The trucking company currently is focused on Washington and on three industries: distribution and wholesale, construction and manufacturing.
Lewis said he thinks Convoy has the potential to be huge. But, he said, he wants to be smart about expansion. While the company is not moving container vans around the ports, Lewis said he is not ruling it out for the future.
“Nearly every business in this country relies on trucking, so Convoy’s benefits will be widely felt,” Behar said in a news release. “It is a game changer for truck drivers and companies large and small.”
Convoy automates the age-old process of third-party brokers making multiple phone calls and haggling over price. Truckers, who are often paid per load, will now be able to spend less time sitting empty, Lewis said.

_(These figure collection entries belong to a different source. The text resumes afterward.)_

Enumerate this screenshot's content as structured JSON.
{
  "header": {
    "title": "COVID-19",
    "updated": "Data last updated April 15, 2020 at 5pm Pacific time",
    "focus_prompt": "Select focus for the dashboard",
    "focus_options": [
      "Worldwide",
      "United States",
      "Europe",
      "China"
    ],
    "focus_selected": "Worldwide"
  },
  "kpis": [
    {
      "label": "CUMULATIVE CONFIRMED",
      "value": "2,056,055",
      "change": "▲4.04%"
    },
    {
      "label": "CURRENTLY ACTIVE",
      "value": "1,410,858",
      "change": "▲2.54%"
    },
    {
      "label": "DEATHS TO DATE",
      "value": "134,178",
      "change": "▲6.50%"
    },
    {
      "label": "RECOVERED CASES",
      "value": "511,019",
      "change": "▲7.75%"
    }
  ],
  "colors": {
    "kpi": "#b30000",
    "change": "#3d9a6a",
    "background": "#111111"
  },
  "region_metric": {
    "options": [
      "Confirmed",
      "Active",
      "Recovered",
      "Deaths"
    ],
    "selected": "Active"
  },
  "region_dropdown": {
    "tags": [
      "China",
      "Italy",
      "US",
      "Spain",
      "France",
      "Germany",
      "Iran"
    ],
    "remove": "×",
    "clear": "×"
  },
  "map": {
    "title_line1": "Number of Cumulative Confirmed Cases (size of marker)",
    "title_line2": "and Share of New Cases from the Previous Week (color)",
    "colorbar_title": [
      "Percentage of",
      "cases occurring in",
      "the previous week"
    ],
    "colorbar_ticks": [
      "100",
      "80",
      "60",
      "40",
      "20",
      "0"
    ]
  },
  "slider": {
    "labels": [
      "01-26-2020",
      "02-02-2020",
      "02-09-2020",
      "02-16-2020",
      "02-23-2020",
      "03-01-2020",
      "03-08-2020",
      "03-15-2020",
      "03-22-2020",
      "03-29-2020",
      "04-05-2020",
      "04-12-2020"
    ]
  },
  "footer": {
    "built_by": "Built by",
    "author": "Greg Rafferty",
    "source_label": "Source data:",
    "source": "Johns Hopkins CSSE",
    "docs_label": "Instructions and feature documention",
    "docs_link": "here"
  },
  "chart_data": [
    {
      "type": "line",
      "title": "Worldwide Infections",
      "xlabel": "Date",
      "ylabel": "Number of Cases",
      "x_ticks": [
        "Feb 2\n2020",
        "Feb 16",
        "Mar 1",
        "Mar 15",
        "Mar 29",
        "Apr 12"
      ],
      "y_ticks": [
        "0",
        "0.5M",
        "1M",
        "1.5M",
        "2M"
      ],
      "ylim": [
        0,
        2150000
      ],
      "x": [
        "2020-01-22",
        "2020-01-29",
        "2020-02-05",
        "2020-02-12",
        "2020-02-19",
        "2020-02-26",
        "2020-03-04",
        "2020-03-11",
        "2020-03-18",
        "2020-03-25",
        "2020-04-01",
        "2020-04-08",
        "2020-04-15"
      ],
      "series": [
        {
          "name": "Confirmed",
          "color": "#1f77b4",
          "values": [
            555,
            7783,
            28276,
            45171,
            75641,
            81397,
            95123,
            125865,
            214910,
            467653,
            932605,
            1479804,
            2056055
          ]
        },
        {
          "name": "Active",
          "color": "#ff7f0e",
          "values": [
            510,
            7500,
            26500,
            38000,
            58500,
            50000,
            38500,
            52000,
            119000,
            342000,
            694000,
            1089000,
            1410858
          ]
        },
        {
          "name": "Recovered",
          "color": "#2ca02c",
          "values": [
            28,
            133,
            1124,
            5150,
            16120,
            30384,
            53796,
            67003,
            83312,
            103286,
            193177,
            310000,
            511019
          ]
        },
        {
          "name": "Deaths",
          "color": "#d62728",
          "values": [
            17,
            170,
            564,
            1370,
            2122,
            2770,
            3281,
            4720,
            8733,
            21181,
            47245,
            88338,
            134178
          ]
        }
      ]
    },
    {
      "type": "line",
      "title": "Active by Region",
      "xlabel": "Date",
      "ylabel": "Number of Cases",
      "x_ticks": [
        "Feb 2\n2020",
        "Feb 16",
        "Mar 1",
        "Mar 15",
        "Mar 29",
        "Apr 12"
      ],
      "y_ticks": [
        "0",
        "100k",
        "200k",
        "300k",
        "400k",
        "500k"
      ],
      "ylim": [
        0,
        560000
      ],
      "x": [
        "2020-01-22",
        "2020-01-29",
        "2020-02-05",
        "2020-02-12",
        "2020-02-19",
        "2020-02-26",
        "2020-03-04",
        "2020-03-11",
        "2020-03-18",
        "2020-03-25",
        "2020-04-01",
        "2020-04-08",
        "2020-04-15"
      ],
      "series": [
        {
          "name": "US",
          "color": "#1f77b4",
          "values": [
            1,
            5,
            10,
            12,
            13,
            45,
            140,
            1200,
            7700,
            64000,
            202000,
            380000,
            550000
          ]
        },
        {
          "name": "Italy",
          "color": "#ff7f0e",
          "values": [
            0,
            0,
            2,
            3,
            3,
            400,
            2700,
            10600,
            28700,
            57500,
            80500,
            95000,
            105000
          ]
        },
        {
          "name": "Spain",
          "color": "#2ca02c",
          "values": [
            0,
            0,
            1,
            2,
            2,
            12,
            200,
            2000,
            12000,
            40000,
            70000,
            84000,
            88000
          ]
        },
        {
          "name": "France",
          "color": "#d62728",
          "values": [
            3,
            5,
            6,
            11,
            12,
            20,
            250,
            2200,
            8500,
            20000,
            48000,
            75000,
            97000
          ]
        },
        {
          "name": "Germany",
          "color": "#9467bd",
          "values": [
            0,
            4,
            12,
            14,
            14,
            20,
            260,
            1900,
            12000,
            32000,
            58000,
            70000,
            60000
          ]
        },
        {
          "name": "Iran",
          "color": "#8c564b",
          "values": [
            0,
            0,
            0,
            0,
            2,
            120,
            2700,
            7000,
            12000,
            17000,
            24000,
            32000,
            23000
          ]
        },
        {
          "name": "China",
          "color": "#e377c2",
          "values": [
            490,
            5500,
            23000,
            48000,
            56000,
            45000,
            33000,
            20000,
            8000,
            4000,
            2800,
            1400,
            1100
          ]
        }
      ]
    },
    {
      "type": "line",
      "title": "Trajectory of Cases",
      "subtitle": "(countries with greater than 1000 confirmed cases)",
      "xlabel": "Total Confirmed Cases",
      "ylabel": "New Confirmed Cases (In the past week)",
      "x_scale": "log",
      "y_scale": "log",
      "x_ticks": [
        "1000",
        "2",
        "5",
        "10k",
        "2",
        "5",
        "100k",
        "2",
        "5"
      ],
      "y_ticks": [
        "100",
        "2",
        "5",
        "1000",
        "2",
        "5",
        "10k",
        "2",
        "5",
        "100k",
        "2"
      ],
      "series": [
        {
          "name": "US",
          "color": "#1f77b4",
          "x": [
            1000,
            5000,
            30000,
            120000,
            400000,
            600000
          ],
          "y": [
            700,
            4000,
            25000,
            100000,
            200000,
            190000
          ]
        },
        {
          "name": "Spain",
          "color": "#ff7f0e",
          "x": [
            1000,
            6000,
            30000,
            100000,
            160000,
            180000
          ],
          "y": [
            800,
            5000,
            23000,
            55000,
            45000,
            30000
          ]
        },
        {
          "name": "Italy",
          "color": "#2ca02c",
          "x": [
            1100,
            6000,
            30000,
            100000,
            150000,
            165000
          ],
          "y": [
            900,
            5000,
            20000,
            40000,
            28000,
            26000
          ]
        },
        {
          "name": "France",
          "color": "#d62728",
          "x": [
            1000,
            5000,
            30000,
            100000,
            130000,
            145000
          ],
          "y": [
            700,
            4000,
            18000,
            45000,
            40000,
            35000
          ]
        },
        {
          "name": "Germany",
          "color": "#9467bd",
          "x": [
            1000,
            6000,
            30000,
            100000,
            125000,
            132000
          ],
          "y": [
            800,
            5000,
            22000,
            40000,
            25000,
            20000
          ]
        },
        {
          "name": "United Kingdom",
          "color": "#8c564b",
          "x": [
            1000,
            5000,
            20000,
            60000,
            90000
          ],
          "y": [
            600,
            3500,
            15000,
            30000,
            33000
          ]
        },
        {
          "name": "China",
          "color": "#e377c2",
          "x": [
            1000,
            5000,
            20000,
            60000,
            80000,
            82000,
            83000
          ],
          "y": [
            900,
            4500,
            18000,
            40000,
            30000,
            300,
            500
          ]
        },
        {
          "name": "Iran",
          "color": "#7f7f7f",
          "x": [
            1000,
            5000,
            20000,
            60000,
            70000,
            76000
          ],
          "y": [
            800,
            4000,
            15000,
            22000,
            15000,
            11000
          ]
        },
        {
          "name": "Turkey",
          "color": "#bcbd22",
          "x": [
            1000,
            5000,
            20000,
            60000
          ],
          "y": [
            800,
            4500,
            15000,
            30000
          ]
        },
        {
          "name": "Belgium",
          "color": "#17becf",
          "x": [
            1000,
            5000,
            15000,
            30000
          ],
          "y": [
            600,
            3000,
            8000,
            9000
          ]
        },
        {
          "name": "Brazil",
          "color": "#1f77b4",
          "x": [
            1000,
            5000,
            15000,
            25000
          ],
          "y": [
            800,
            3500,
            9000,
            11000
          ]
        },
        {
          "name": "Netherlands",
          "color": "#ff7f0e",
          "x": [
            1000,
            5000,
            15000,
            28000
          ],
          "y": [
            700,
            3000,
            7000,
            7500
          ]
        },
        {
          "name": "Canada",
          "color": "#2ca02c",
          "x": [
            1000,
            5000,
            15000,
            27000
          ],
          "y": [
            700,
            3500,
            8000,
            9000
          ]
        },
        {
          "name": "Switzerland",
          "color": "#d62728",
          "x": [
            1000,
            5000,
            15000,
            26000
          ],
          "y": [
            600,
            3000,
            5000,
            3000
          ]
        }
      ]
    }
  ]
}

Unlike most industries that in recent decades have undergone technological transformation, trucking has remained almost unchanged. It wasn’t until the past couple of years that smartphones have become inexpensive enough for most truck drivers to have one, Lewis said. To share locations and track deliveries, not just in cities but also rural areas, companies and drivers needed GPS and data, which were not available until more recently, he said.
Now, with the right devices, data capabilities and Convoy’s app and website, Lewis said trucking companies can be instantly connected with companies that ship freight.
The shipper enters the pickup and drop-off locations, what needs to be moved, type of truck needed and any special instructions, and a price is instantly calculated based on distance, weight and other variables. An alert goes out to the closest driver available for the job who has the proper equipment.
Once Convoy’s mobile app offers the job, a trucker can accept or decline. The shipper can monitor progress the whole way with GPS tracking, automatic alerts and photos sent by the driver.
Convoy takes a percentage of the sale of each delivery. It varies but is under 20 percent, Lewis said. A delivery job that may be less appealing than a typical haul may charge toward the higher end, for both the driver and Convoy.
Lewis co-founded Convoy in April with former Amazon.com co-worker Grant Goodale and started operating in stealth mode in September. He is not saying how many companies have started using the service yet, but says it is in the double digits.
Seattle Goodwill says it signed on in September to use the service with Goodwill’s new SGI Logistic Services trucking company. According to Jeremiah Fleming, logistics manager at Seattle Goodwill, Goodwill strives to stay on top of trends in the industry and sees Convoy as the future in supply-chain networks.
“Convoy has enhanced our ability to deliver timely shipments in a cost-effective manner,” he said in a news release.